Tip: A nice, thick layer of skin and fat on the ham is ideal for roasting. They both help keep the meat moist while cooking and the fat adds a bit of flavor, IMO. The skin is pretty easy to remove once cooked and can be saved to make cracklings.
Other than the ham, all I had to buy was a jar of orange marmalade. I had the rest of the ingredients on hand, including the whole-grain Dijon mustard. I think I have a real thing for mustard—I have at least four different types in my refrigerator. Is that weird?
Glazed ham has to be one of the easiest dishes to make, and this recipe was no exception. I’d say scoring the ham is the most labor-intensive part of the process, and that really isn’t much work at all with a sharp chef's knife. The rest is just a matter of mixing up the glaze ingredients and brushing them onto the ham a few times.

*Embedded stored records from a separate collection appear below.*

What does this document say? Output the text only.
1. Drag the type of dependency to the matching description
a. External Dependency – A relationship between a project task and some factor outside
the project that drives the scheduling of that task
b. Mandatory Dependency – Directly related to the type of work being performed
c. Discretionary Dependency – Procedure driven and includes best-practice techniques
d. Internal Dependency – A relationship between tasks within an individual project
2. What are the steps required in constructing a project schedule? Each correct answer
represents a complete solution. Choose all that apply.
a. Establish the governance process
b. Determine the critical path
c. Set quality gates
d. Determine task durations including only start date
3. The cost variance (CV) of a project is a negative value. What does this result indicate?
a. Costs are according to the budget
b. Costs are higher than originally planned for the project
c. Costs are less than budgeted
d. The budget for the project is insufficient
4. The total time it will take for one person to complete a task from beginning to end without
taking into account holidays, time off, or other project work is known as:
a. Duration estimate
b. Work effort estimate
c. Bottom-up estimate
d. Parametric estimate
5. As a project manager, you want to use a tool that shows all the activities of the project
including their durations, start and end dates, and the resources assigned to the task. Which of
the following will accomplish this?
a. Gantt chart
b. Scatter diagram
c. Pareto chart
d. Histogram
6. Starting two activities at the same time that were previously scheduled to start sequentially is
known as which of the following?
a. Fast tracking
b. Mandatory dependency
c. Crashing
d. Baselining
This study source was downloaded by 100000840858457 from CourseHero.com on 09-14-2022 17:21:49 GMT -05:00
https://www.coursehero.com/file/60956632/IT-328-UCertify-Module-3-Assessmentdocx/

As far as special equipment goes, you will need a roasting pan with a rack and a basting brush. Tip: be sure you have plenty of aluminum foil on hand. I had just enough to cover the ham but not enough to also line the bottom of the baking pan. That sticky glaze dripped off the ham and burned onto the bottom of the pan. I had to soak and scrub it a few times to get it clean. You want to avoid that, trust me!
Even though you’re really just reheating the ham since it’s already cooked, it does take a while. Here is how my time broke down:
- 8 minutes to prep
- 2 hours to cook (my ham was about 6 1/2 pounds)
- 9 minutes to increase the oven temperature
- 20 minutes to cook*
- 20 minutes to rest
- 2 hours 57 minutes total
*For the last 5 minutes I turned the broiler on to caramelize the glaze.